3. On these findings, the Claims Tribunal granted the aforesaid compensation drawing an adverse inference against the appellant. The Claims Tribunal rejected the argument that at the relevant time the driver was not having a regular driving licence and, therefore, the appellant was not liable. The Claims Tribunal found that respondent No. 4, Sunderlal was holding a learner's licence on the date of accident, i.e., 28.5.94. But, it held that it was of no consequence as the vehicle was not being driven by the respondent No. 4, Sunderlal at the relevant time. It was in a stationary condition.

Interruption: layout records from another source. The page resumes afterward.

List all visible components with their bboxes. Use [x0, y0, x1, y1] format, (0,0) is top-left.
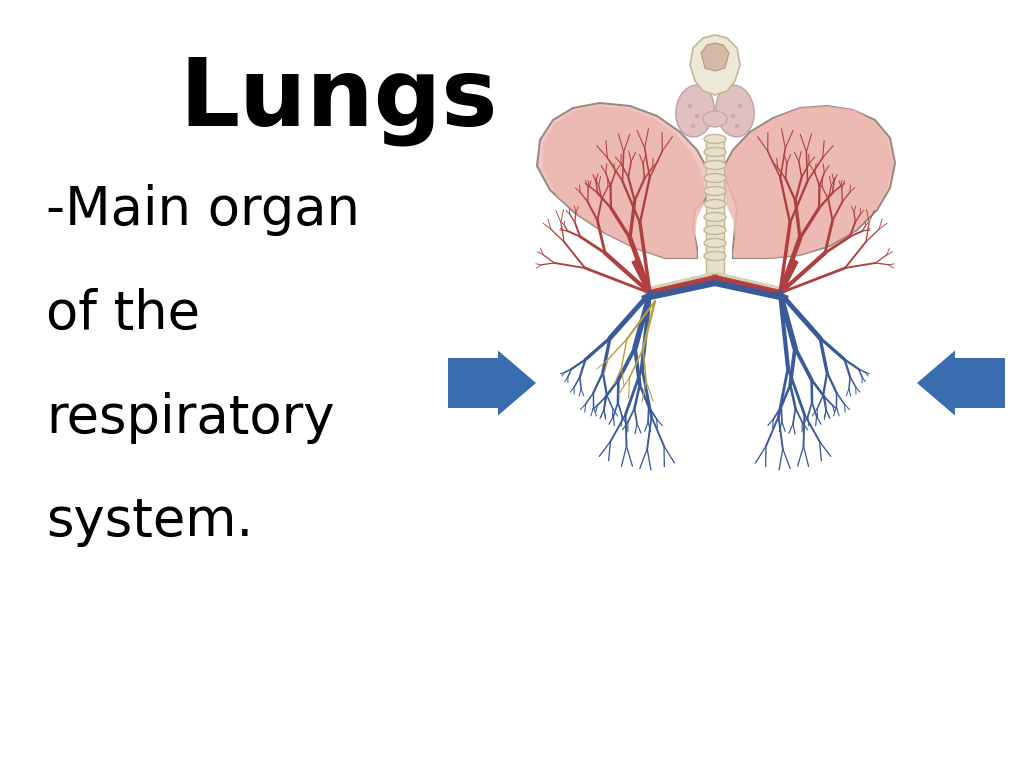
Polygon shape: [723, 106, 893, 258]
Ellipse shape: [705, 213, 726, 221]
Ellipse shape: [703, 111, 727, 127]
Ellipse shape: [730, 114, 735, 118]
Ellipse shape: [705, 251, 726, 260]
Ellipse shape: [705, 174, 726, 183]
Polygon shape: [543, 106, 705, 258]
Text: respiratory: respiratory: [46, 392, 335, 444]
Polygon shape: [706, 139, 724, 278]
FancyArrow shape: [918, 350, 1005, 415]
Ellipse shape: [705, 147, 726, 157]
Ellipse shape: [694, 114, 699, 118]
Ellipse shape: [690, 124, 695, 128]
Ellipse shape: [705, 134, 726, 144]
Ellipse shape: [716, 85, 754, 137]
Text: system.: system.: [46, 495, 253, 548]
Polygon shape: [701, 43, 729, 71]
Ellipse shape: [705, 239, 726, 247]
Ellipse shape: [676, 85, 714, 137]
Ellipse shape: [705, 226, 726, 234]
FancyArrow shape: [449, 350, 536, 415]
Ellipse shape: [734, 124, 739, 128]
Text: of the: of the: [46, 288, 200, 340]
Ellipse shape: [705, 161, 726, 170]
Ellipse shape: [737, 104, 742, 108]
Polygon shape: [690, 35, 740, 95]
Ellipse shape: [687, 104, 692, 108]
Polygon shape: [723, 106, 895, 258]
Ellipse shape: [705, 187, 726, 196]
Polygon shape: [537, 103, 710, 258]
Ellipse shape: [705, 200, 726, 208]
Text: -Main organ: -Main organ: [46, 184, 360, 237]
Text: Lungs: Lungs: [179, 54, 498, 146]
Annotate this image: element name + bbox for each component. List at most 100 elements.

Therefore, question of negligence by driving a vehicle does not arise.
4. In this appeal, learned counsel for the appellant has produced before me a copy of the policy and also a copy of the certificate of insurance. The condition mentioned in the insurance certificate itself shows that both the tractor and trolley were insured from 18.2.94 till 17.2.1995. It is true that there is a condition that the persons including the owners are covered by the policy only when they are entitled to drive the vehicle by virtue of an effective driving licence and are not disqualified from holding such a licence. There is another proviso that a person who holds an effective learner's licence shall be authorised to drive the vehicle when he fulfills the requirements of Rule 3 of the Central Motor Vehicles Rules and does not use the vehicle for the purpose of transporting the passengers/goods. Learned counsel for the appellant says that the use of the vehicles in question by a person holding a learner's licence would not make the appellant liable under the facts and circumstances of the case.

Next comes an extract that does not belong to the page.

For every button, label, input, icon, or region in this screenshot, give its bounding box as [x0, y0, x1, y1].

5. On the contrary, learned counsel for the respondent Nos. 1 to 3 argued that the award passed by the Claims Tribunal is correct. It has been argued that on the finding recorded by the Claims Tribunal, it was not necessary for coming to the conclusion in respect of the liability of the appellant on the basis that the vehicle was being driven. The vehicle was in stationary condition and the conditions which have been mentioned in the certificate of insurance are concerned with the accidents when the vehicles are driven.
6. Having heard the learned counsel for the parties, this court is of the view that under the terms of the policy itself, an insurance company is liable to third party for death of or bodily injury to any person caused by or arising out of use (including the loading and/or unloading) of the motor vehicles. So the liability here arose out of negligence in the unloading of the vehicle and not on account of negligent driving. The question of learner's licence would not be relevant for determining the liability of the appellant insurance company. The insurance company has not raised any defence that the vehicle in question was covered by proviso (A) to the aforesaid condition and, therefore, there is no question of considering that aspect of the matter in this appeal.
7. The result is that there is no merit in this appeal. The appeal fails and is dismissed with costs. Counsel's fee Rs. 500 (Rupees five hundred), if certified.